Couple stress effects on the stability of three‐component convection‐diffusion in a porous layer

In this study, the stability (linear and weak nonlinear) of triple‐diffusive convection in a couple stress fluid‐saturated porous layer has been studied. A normal mode analysis yields an exact dispersion equation of fourth degree, and the criterion for the onset of stationary and oscillatory convection is obtained accordingly. The numerical computations are carried out for diffusivity elements experimentally determined for an aqueous NaCl‐KCl‐Sucrose system.
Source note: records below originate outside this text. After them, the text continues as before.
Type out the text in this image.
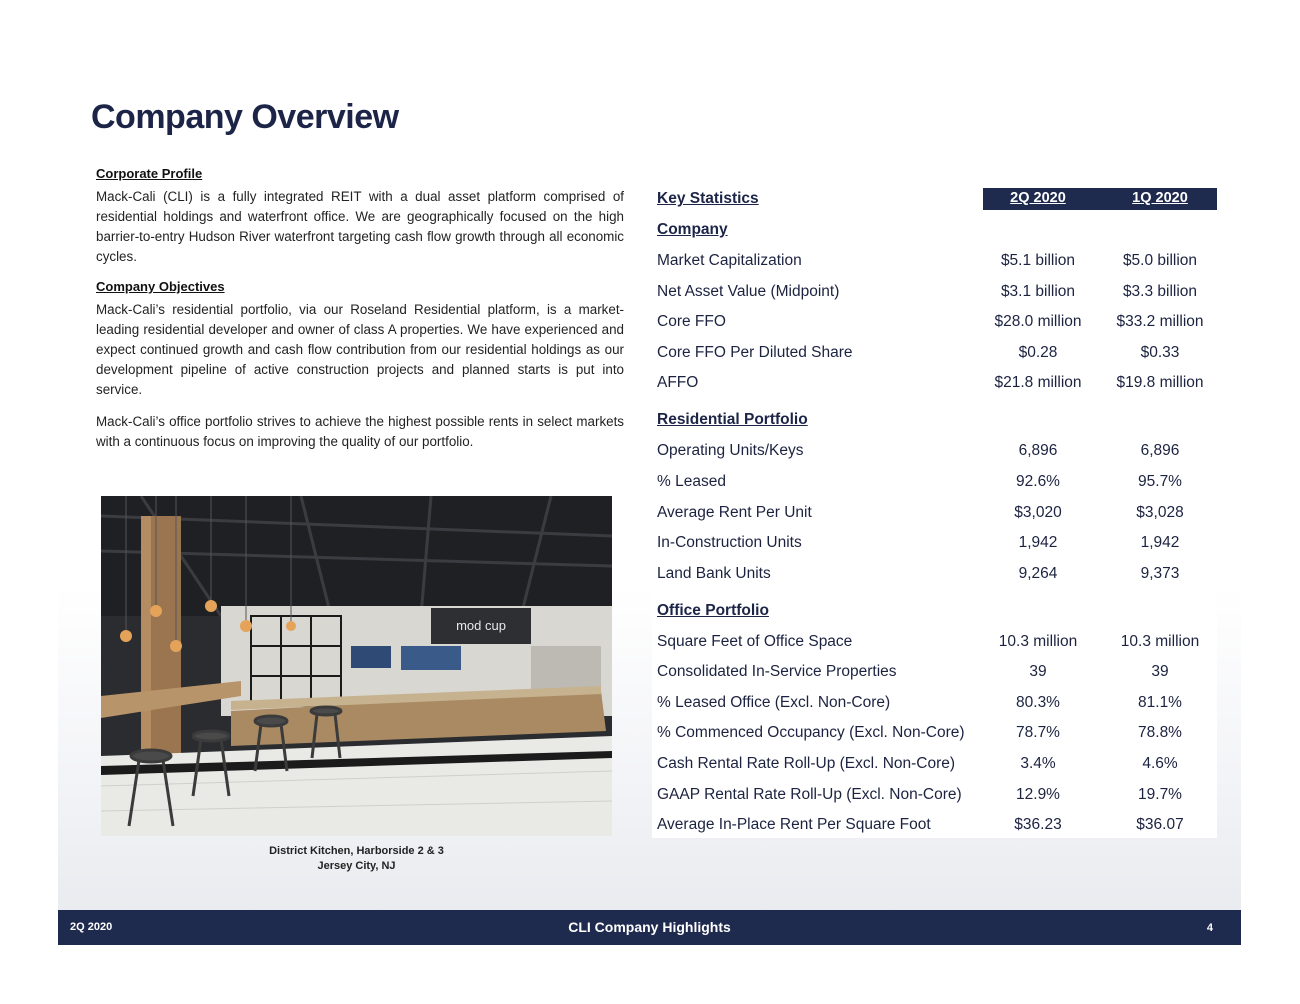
Company Overview
Corporate Profile
Mack-Cali (CLI) is a fully integrated REIT with a dual asset platform comprised of residential holdings and waterfront office. We are geographically focused on the high barrier-to-entry Hudson River waterfront targeting cash flow growth through all economic cycles.
Company Objectives
Mack-Cali’s residential portfolio, via our Roseland Residential platform, is a market-leading residential developer and owner of class A properties. We have experienced and expect continued growth and cash flow contribution from our residential holdings as our development pipeline of active construction projects and planned starts is put into service.
Mack-Cali’s office portfolio strives to achieve the highest possible rents in select markets with a continuous focus on improving the quality of our portfolio.
mod cup
District Kitchen, Harborside 2 & 3
Jersey City, NJ
Key Statistics	2Q 2020	1Q 2020
Company
Market Capitalization	$5.1 billion	$5.0 billion
Net Asset Value (Midpoint)	$3.1 billion	$3.3 billion
Core FFO	$28.0 million	$33.2 million
Core FFO Per Diluted Share	$0.28	$0.33
AFFO	$21.8 million	$19.8 million
Residential Portfolio
Operating Units/Keys	6,896	6,896
% Leased	92.6%	95.7%
Average Rent Per Unit	$3,020	$3,028
In-Construction Units	1,942	1,942
Land Bank Units	9,264	9,373
Office Portfolio
Square Feet of Office Space	10.3 million	10.3 million
Consolidated In-Service Properties	39	39
% Leased Office (Excl. Non-Core)	80.3%	81.1%
% Commenced Occupancy (Excl. Non-Core)	78.7%	78.8%
Cash Rental Rate Roll-Up (Excl. Non-Core)	3.4%	4.6%
GAAP Rental Rate Roll-Up (Excl. Non-Core)	12.9%	19.7%
Average In-Place Rent Per Square Foot	$36.23	$36.07
2Q 2020	CLI Company Highlights	4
Contrary to the double‐diffusive couple stress fluid system, it is found that (i) oscillatory convection occurs even if the diffusivity ratios are greater than unity and (ii) a disconnected heart‐shaped oscillatory neutral curve exists for certain choices of physical parameters, demonstrating the requirement of three critical values of Darcy‐Rayleigh number to specify the linear instability criteria. The impact of a couple stress parameter on some of these unusual behaviors is emphasized. The cubic Landau equations are derived by performing a weak nonlinear stability analysis and the stability of stationary and oscillatory bifurcating solutions is discussed. The heat and mass transfer for stationary and oscillatory convection modes is presented, and the influence of the couple stress parameter on the same is analyzed.